When we started having regular meetings we used some hall (in Fitzroy Street??). In about 1946 we moved to the Technical College Gym. (This was eventually demolished and turned into CCAT / Anglia Polytechnic / whatever it's called now; the gym was off Collier Road -- the current back entrance.) A combination of falling attendance and a three year period of threatened demolition led to us moving to the Friends Meeting House in 1966. There was a period about 10 years later when rising attendance nearly forced a move again, but it was not until 1994 that we moved to the larger Wesley Church Hall, more in (justified) optimism that we would need the space than because we were desparately cramped.

Parties have been held in a variety of halls over the years. They rather died out in the late seventies (though we did start having an annual Anglo-Scottish evening with the Scottish Society) when the last meeting of Term was usually decreed to be a party, but held in the usual hall. In 1994 the Round started organising Ceilidhs as a (not very successful) recruiting campaign, but they continue because people enjoy them even if they do not deliver many new menbers.

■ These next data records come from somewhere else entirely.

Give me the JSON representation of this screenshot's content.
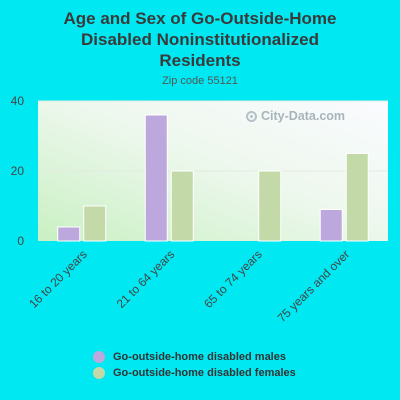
{
  "header": {
    "title": "Age and Sex of Go-Outside-Home\nDisabled Noninstitutionalized\nResidents",
    "subtitle": "Zip code 55121"
  },
  "watermark": {
    "text": "City-Data.com",
    "icon": "city-data-logo-icon"
  },
  "colors": {
    "page_background": "#00e8f2",
    "males": "#bca8dc",
    "females": "#c4d9a8"
  },
  "chart_data": {
    "type": "bar",
    "categories": [
      "16 to 20 years",
      "21 to 64 years",
      "65 to 74 years",
      "75 years and over"
    ],
    "series": [
      {
        "name": "Go-outside-home disabled males",
        "values": [
          4,
          36,
          0,
          9
        ],
        "color": "#bca8dc"
      },
      {
        "name": "Go-outside-home disabled females",
        "values": [
          10,
          20,
          20,
          25
        ],
        "color": "#c4d9a8"
      }
    ],
    "ylim": [
      0,
      40
    ],
    "yticks": [
      0,
      20,
      40
    ],
    "grid": true,
    "legend_position": "bottom"
  }
}
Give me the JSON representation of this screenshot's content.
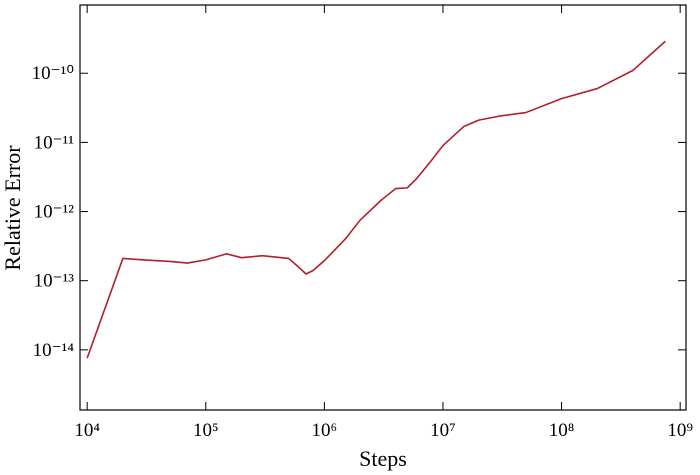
{
  "chart_data": {
    "type": "line",
    "x_label": "Steps",
    "y_label": "Relative Error",
    "xscale": "log",
    "yscale": "log",
    "xlim": [
      8700,
      1120000000
    ],
    "ylim": [
      1.35e-15,
      9.7e-10
    ],
    "xticks": [
      {
        "value": 10000,
        "label": "10⁴"
      },
      {
        "value": 100000,
        "label": "10⁵"
      },
      {
        "value": 1000000,
        "label": "10⁶"
      },
      {
        "value": 10000000,
        "label": "10⁷"
      },
      {
        "value": 100000000,
        "label": "10⁸"
      },
      {
        "value": 1000000000,
        "label": "10⁹"
      }
    ],
    "yticks": [
      {
        "value": 1e-14,
        "label": "10⁻¹⁴"
      },
      {
        "value": 1e-13,
        "label": "10⁻¹³"
      },
      {
        "value": 1e-12,
        "label": "10⁻¹²"
      },
      {
        "value": 1e-11,
        "label": "10⁻¹¹"
      },
      {
        "value": 1e-10,
        "label": "10⁻¹⁰"
      }
    ],
    "series": [
      {
        "color": "#b0202a",
        "x": [
          10000,
          20000,
          30000,
          50000,
          70000,
          100000,
          150000,
          200000,
          300000,
          500000,
          600000,
          700000,
          800000,
          1000000,
          1500000,
          2000000,
          3000000,
          4000000,
          5000000,
          6000000,
          8000000,
          10000000,
          15000000,
          20000000,
          30000000,
          50000000,
          100000000,
          200000000,
          400000000,
          750000000
        ],
        "values": [
          7.6e-15,
          2.1e-13,
          2e-13,
          1.9e-13,
          1.8e-13,
          2e-13,
          2.45e-13,
          2.15e-13,
          2.3e-13,
          2.1e-13,
          1.6e-13,
          1.25e-13,
          1.4e-13,
          1.95e-13,
          4e-13,
          7.5e-13,
          1.45e-12,
          2.15e-12,
          2.2e-12,
          3e-12,
          5.5e-12,
          9e-12,
          1.7e-11,
          2.1e-11,
          2.4e-11,
          2.7e-11,
          4.3e-11,
          6e-11,
          1.1e-10,
          2.9e-10
        ]
      }
    ]
  }
}
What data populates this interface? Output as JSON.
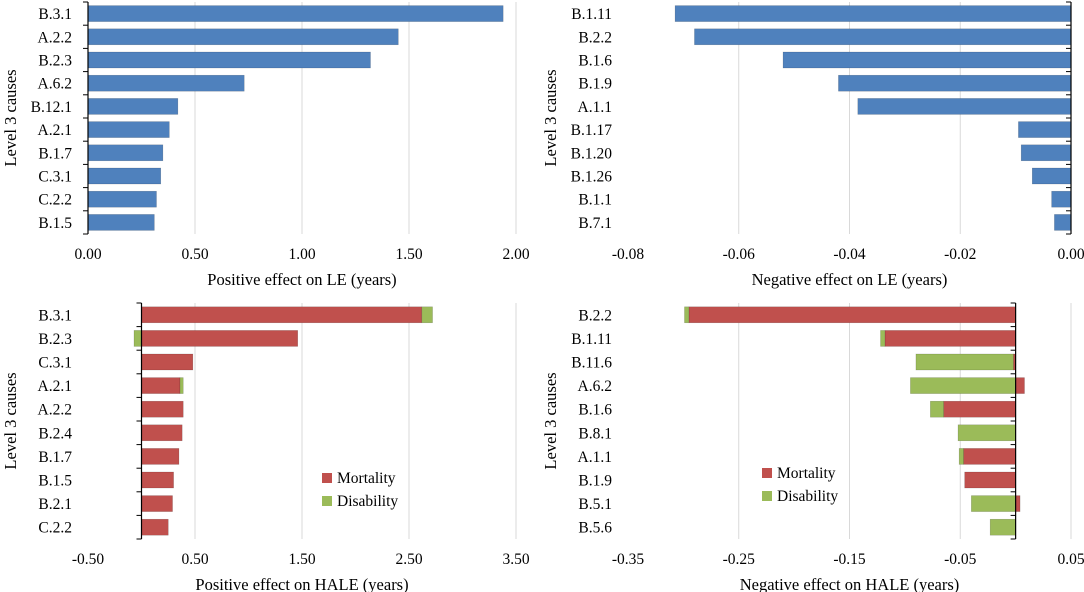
{
  "chart_data": [
    {
      "type": "bar",
      "orientation": "horizontal",
      "title": "",
      "xlabel": "Positive effect on LE (years)",
      "ylabel": "Level 3 causes",
      "xlim": [
        0,
        2
      ],
      "xticks": [
        0,
        0.5,
        1,
        1.5,
        2
      ],
      "xtick_labels": [
        "0.00",
        "0.50",
        "1.00",
        "1.50",
        "2.00"
      ],
      "grid": true,
      "categories": [
        "B.3.1",
        "A.2.2",
        "B.2.3",
        "A.6.2",
        "B.12.1",
        "A.2.1",
        "B.1.7",
        "C.3.1",
        "C.2.2",
        "B.1.5"
      ],
      "series": [
        {
          "name": "LE",
          "color": "#4f81bd",
          "values": [
            1.94,
            1.45,
            1.32,
            0.73,
            0.42,
            0.38,
            0.35,
            0.34,
            0.32,
            0.31
          ]
        }
      ]
    },
    {
      "type": "bar",
      "orientation": "horizontal",
      "title": "",
      "xlabel": "Negative effect on LE (years)",
      "ylabel": "Level 3 causes",
      "xlim": [
        -0.08,
        0
      ],
      "xticks": [
        -0.08,
        -0.06,
        -0.04,
        -0.02,
        0
      ],
      "xtick_labels": [
        "-0.08",
        "-0.06",
        "-0.04",
        "-0.02",
        "0.00"
      ],
      "grid": true,
      "categories": [
        "B.1.11",
        "B.2.2",
        "B.1.6",
        "B.1.9",
        "A.1.1",
        "B.1.17",
        "B.1.20",
        "B.1.26",
        "B.1.1",
        "B.7.1"
      ],
      "series": [
        {
          "name": "LE",
          "color": "#4f81bd",
          "values": [
            -0.0715,
            -0.068,
            -0.052,
            -0.042,
            -0.0385,
            -0.0095,
            -0.009,
            -0.007,
            -0.0035,
            -0.003
          ]
        }
      ]
    },
    {
      "type": "bar",
      "orientation": "horizontal",
      "stacked": true,
      "title": "",
      "xlabel": "Positive effect on HALE (years)",
      "ylabel": "Level 3 causes",
      "xlim": [
        -0.5,
        3.5
      ],
      "xticks": [
        -0.5,
        0.5,
        1.5,
        2.5,
        3.5
      ],
      "xtick_labels": [
        "-0.50",
        "0.50",
        "1.50",
        "2.50",
        "3.50"
      ],
      "grid": true,
      "legend": "bottom-right",
      "categories": [
        "B.3.1",
        "B.2.3",
        "C.3.1",
        "A.2.1",
        "A.2.2",
        "B.2.4",
        "B.1.7",
        "B.1.5",
        "B.2.1",
        "C.2.2"
      ],
      "series": [
        {
          "name": "Mortality",
          "color": "#c0504d",
          "values": [
            2.62,
            1.46,
            0.48,
            0.36,
            0.39,
            0.38,
            0.35,
            0.3,
            0.29,
            0.25
          ]
        },
        {
          "name": "Disability",
          "color": "#9bbb59",
          "values": [
            0.1,
            -0.07,
            0,
            0.03,
            0,
            0,
            0,
            0,
            0,
            0
          ]
        }
      ]
    },
    {
      "type": "bar",
      "orientation": "horizontal",
      "stacked": true,
      "title": "",
      "xlabel": "Negative effect on HALE (years)",
      "ylabel": "Level 3 causes",
      "xlim": [
        -0.35,
        0.05
      ],
      "xticks": [
        -0.35,
        -0.25,
        -0.15,
        -0.05,
        0.05
      ],
      "xtick_labels": [
        "-0.35",
        "-0.25",
        "-0.15",
        "-0.05",
        "0.05"
      ],
      "grid": true,
      "legend": "bottom-left",
      "categories": [
        "B.2.2",
        "B.1.11",
        "B.11.6",
        "A.6.2",
        "B.1.6",
        "B.8.1",
        "A.1.1",
        "B.1.9",
        "B.5.1",
        "B.5.6"
      ],
      "series": [
        {
          "name": "Mortality",
          "color": "#c0504d",
          "values": [
            -0.295,
            -0.118,
            -0.002,
            0.008,
            -0.065,
            0,
            -0.047,
            -0.046,
            0.004,
            0
          ]
        },
        {
          "name": "Disability",
          "color": "#9bbb59",
          "values": [
            -0.004,
            -0.004,
            -0.088,
            -0.095,
            -0.012,
            -0.052,
            -0.004,
            0,
            -0.04,
            -0.023
          ]
        }
      ]
    }
  ]
}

Inter-Varsity Folk Dance Festival

In the early days the Round had little to do with IVFDF; the usual excuses being that it was a long way away, we heard about it too late, or the problems of keeping nights. However 3 people did go in 1955 to Birmingham (the Round paying for their 6/- tickets). In the Seventies the Round started going to IVFDF regularly, and in 1997 many members of the Round were responsible for organising IVFDF in Cambridge (though based at Anglia University rather than Cambridge University). Another IVFDF was organised in Cambridge in 2001, again led by a Round chairman, but involving other dance clubs as well, this time it was held at the Manor Community College, Arbury Road.

Kentucky Running Set

When the Round was founded KRS was in the standard dance repertoire. In the Fifties people began to realise that the Cecil Sharp style was not authentic Appalachian tradition (he used jigs instead of unphrased reels and it was generally done at an outrageously breakneck speed). There was a certain amount of debate at the Round as to the correct style, but generally the senior members won out, mostly by waiting for undergraduates to graduate and leave. In 1976 the Round displayed KRS at IVFDF in London and got moaned at by Nibs Matthews (the then EFDSS director) for not dancing in traditional style so they invited him to come to Cambridge run an evening. He did one half of standard Playford dances and the other of Big Set KRS in traditional Appalachian style; at the end William Palmer thanked him with words along the lines of "that was very interesting, but I think we will stick to our traditional style".

Cecil Sharp Society, Oxford

Although we could not manage to get to IVFDF in the Fifties we had a running series of visits to and from Oxford. These were generally day trips where the visitors would join in an afternoon's dancing, be taken somewhere for tea and then turned loose to go home. ??? dunno when these started and/or stopped ???

The Cecil Sharp Club folded in about 1985 (wasn't Alison Greenwood something to do with it?). It is worth noting that their equivalent of the Old Round still survives.